Das Landesverwaltungsgericht Oberösterreich hat durch seinen Richter Dr. Reichenberger über die Beschwerde des Herrn M B, vertreten durch Rechtsanwalt Dr. F M, X, gegen den Bescheid der Bezirkshauptmannschaft Wels‑Land vom 24. November 2015, GZ: Pol96-271-2015, wegen einer teilweisen Betriebsschließung nach den Bestimmungen des GSpG

 

zu Recht   e r k a n n t :

I.            Die Beschwerde wird im Grunde des § 28 Abs. 1 VwGVG mangels vorliegenden Anfechtungsgegenstandes als unzulässig zurück-gewiesen.

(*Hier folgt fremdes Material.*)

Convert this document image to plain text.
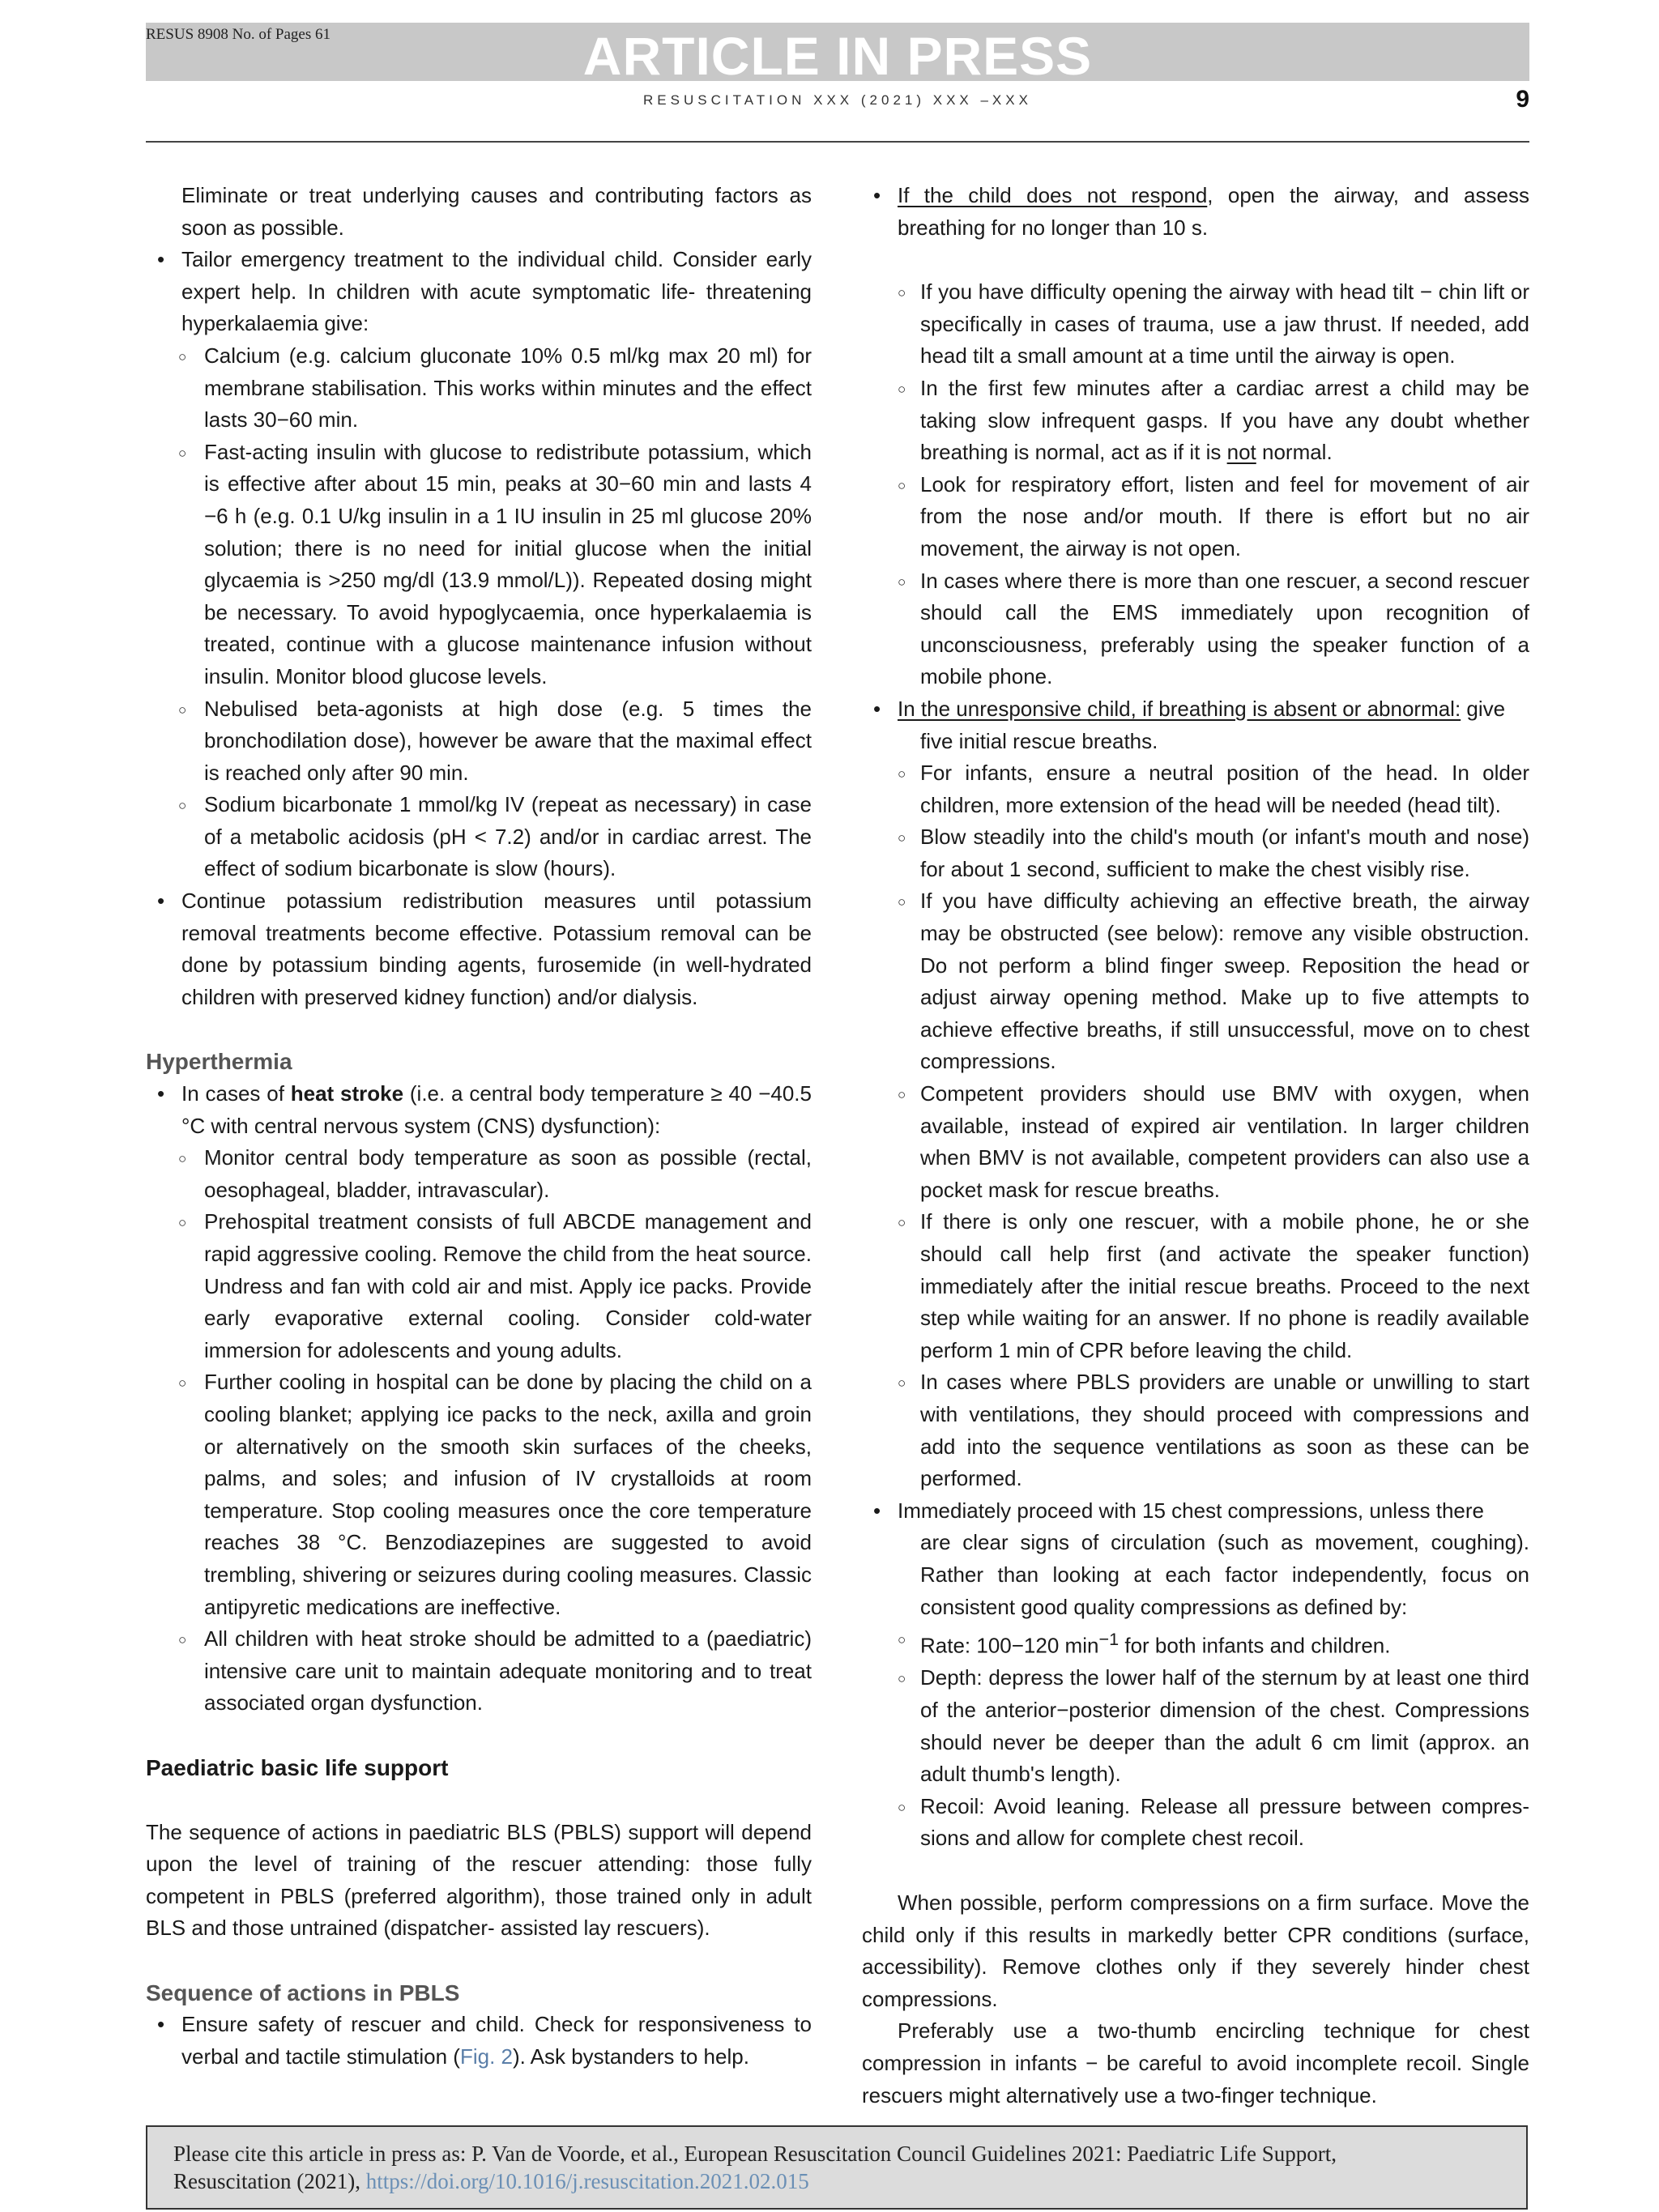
ARTICLE IN PRESS
RESUS 8908 No. of Pages 61
RESUSCITATION XXX (2021) XXX –XXX	9

Eliminate or treat underlying causes and contributing factors as soon as possible.

• Tailor emergency treatment to the individual child. Consider early expert help. In children with acute symptomatic life- threatening hyperkalaemia give:

○ Calcium (e.g. calcium gluconate 10% 0.5 ml/kg max 20 ml) for membrane stabilisation. This works within minutes and the effect lasts 30−60 min.

○ Fast-acting insulin with glucose to redistribute potassium, which is effective after about 15 min, peaks at 30−60 min and lasts 4 −6 h (e.g. 0.1 U/kg insulin in a 1 IU insulin in 25 ml glucose 20% solution; there is no need for initial glucose when the initial glycaemia is >250 mg/dl (13.9 mmol/L)). Repeated dosing might be necessary. To avoid hypoglycaemia, once hyperkalaemia is treated, continue with a glucose maintenance infusion without insulin. Monitor blood glucose levels.

○ Nebulised beta-agonists at high dose (e.g. 5 times the bronchodilation dose), however be aware that the maximal effect is reached only after 90 min.

○ Sodium bicarbonate 1 mmol/kg IV (repeat as necessary) in case of a metabolic acidosis (pH < 7.2) and/or in cardiac arrest. The effect of sodium bicarbonate is slow (hours).

• Continue potassium redistribution measures until potassium removal treatments become effective. Potassium removal can be done by potassium binding agents, furosemide (in well-hydrated children with preserved kidney function) and/or dialysis.

Hyperthermia

• In cases of heat stroke (i.e. a central body temperature ≥ 40 −40.5 °C with central nervous system (CNS) dysfunction):

○ Monitor central body temperature as soon as possible (rectal, oesophageal, bladder, intravascular).

○ Prehospital treatment consists of full ABCDE management and rapid aggressive cooling. Remove the child from the heat source. Undress and fan with cold air and mist. Apply ice packs. Provide early evaporative external cooling. Consider cold-water immersion for adolescents and young adults.

○ Further cooling in hospital can be done by placing the child on a cooling blanket; applying ice packs to the neck, axilla and groin or alternatively on the smooth skin surfaces of the cheeks, palms, and soles; and infusion of IV crystalloids at room temperature. Stop cooling measures once the core temperature reaches 38 °C. Benzodiazepines are suggested to avoid trembling, shivering or seizures during cooling measures. Classic antipyretic medications are ineffective.

○ All children with heat stroke should be admitted to a (paediatric) intensive care unit to maintain adequate monitoring and to treat associated organ dysfunction.

Paediatric basic life support

The sequence of actions in paediatric BLS (PBLS) support will depend upon the level of training of the rescuer attending: those fully competent in PBLS (preferred algorithm), those trained only in adult BLS and those untrained (dispatcher- assisted lay rescuers).

Sequence of actions in PBLS

• Ensure safety of rescuer and child. Check for responsiveness to verbal and tactile stimulation (Fig. 2). Ask bystanders to help.

• If the child does not respond, open the airway, and assess breathing for no longer than 10 s.

○ If you have difficulty opening the airway with head tilt − chin lift or specifically in cases of trauma, use a jaw thrust. If needed, add head tilt a small amount at a time until the airway is open.

○ In the first few minutes after a cardiac arrest a child may be taking slow infrequent gasps. If you have any doubt whether breathing is normal, act as if it is not normal.

○ Look for respiratory effort, listen and feel for movement of air from the nose and/or mouth. If there is effort but no air movement, the airway is not open.

○ In cases where there is more than one rescuer, a second rescuer should call the EMS immediately upon recognition of unconsciousness, preferably using the speaker function of a mobile phone.

• In the unresponsive child, if breathing is absent or abnormal: give

five initial rescue breaths.

○ For infants, ensure a neutral position of the head. In older children, more extension of the head will be needed (head tilt).

○ Blow steadily into the child's mouth (or infant's mouth and nose) for about 1 second, sufficient to make the chest visibly rise.

○ If you have difficulty achieving an effective breath, the airway may be obstructed (see below): remove any visible obstruction. Do not perform a blind finger sweep. Reposition the head or adjust airway opening method. Make up to five attempts to achieve effective breaths, if still unsuccessful, move on to chest compressions.

○ Competent providers should use BMV with oxygen, when available, instead of expired air ventilation. In larger children when BMV is not available, competent providers can also use a pocket mask for rescue breaths.

○ If there is only one rescuer, with a mobile phone, he or she should call help first (and activate the speaker function) immediately after the initial rescue breaths. Proceed to the next step while waiting for an answer. If no phone is readily available perform 1 min of CPR before leaving the child.

○ In cases where PBLS providers are unable or unwilling to start with ventilations, they should proceed with compressions and add into the sequence ventilations as soon as these can be performed.

• Immediately proceed with 15 chest compressions, unless there

are clear signs of circulation (such as movement, coughing). Rather than looking at each factor independently, focus on consistent good quality compressions as defined by:

○ Rate: 100−120 $\min^{-1}$ for both infants and children.

○ Depth: depress the lower half of the sternum by at least one third of the anterior−posterior dimension of the chest. Compressions should never be deeper than the adult 6 cm limit (approx. an adult thumb's length).

○ Recoil: Avoid leaning. Release all pressure between compressions and allow for complete chest recoil.

When possible, perform compressions on a firm surface. Move the child only if this results in markedly better CPR conditions (surface, accessibility). Remove clothes only if they severely hinder chest compressions.

Preferably use a two-thumb encircling technique for chest compression in infants − be careful to avoid incomplete recoil. Single rescuers might alternatively use a two-finger technique.

Please cite this article in press as: P. Van de Voorde, et al., European Resuscitation Council Guidelines 2021: Paediatric Life Support,
Resuscitation (2021), https://doi.org/10.1016/j.resuscitation.2021.02.015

Das gegenständliche Verfahren wird eingestellt.

 

 

II.         Gegen diese Entscheidung ist gemäß § 25a VwGG eine ordentliche Revision an den Verwaltungsgerichtshof nach Art. 133 Abs. 4 B-VG unzulässig.


 

E n t s c h e i d u n g s g r ü n d e

I.1. Die Bezirkshauptmannschaft Wels-Land hat mit dem Bescheid vom 24. November 2015, GZ: Pol96-271-2015, gegenüber dem Beschwerdeführer, Herrn M B, X, die teilweise Schließung des Betriebes mit der Lokalbezeichnung „Sportwetten X“ in X, X, mit Wirkung ab 24. November 2015 verfügt. Dies im Wesentlichen mit der Begründung, bereits im Zuge mehrerer Kontrollen nach dem Glücksspielgesetz seien elektronische Glücksspielgeräte betriebsbereit vor­gefunden worden. So seien bei einer Kontrolle am 16. März 2015 sieben Glücks­spielgeräte vorläufig beschlagnahmt und wegen des Verdachts der Veranstaltung von verbotenen Ausspielungen diese Beschlagnahme mit Bescheid der belangten Behörde vom 20. April 2015 angeordnet worden. Mit Straferkenntnis vom 31. Juli 2015 sei aus diesem Grund eine Verwaltungsstrafe verhängt worden. Mit Schreiben vom 27. März 2015 sei der Beschwerdeführer aufgefordert worden, den weiteren Betrieb von Glücksspielen entgegen den Vorschriften des GSpG einzustellen, andernfalls die Schließung verfügt werde. Bei einer Kontrolle am 24. November 2015 seien neuerlich vier Glücksspielgeräte betriebsbereit vorge­funden worden, wobei typischerweise für einen Einsatz von mindestens 0,20 Euro ein Gewinn von bis zu 20 Euro sowie bis 898 Supergames in Aussicht gestellt worden seien. Im Zuge dieser Kontrolle wurde sodann am 24. November 2015 um 14.30 Uhr die teilweise Betriebsschließung vom Organ der Behörde verfügt und der nunmehr bekämpfte Bescheid zugestellt. Verfügt wurde ein räumlich und funktional dargestellter und als solcher abgegrenzter Bereich durch Teilbetriebsschließung, Festschrauben der Schiebetüre, Anbringen von amtlichen Siegeletiketten sowie eines Schildes. Gleichzeitig wurde für den Fall der Wiederaufnahme des Betriebes im geschlossenen Teil des Lokals die Verhängung einer Zwangsstrafe in der Höhe von 8.000 Euro angedroht.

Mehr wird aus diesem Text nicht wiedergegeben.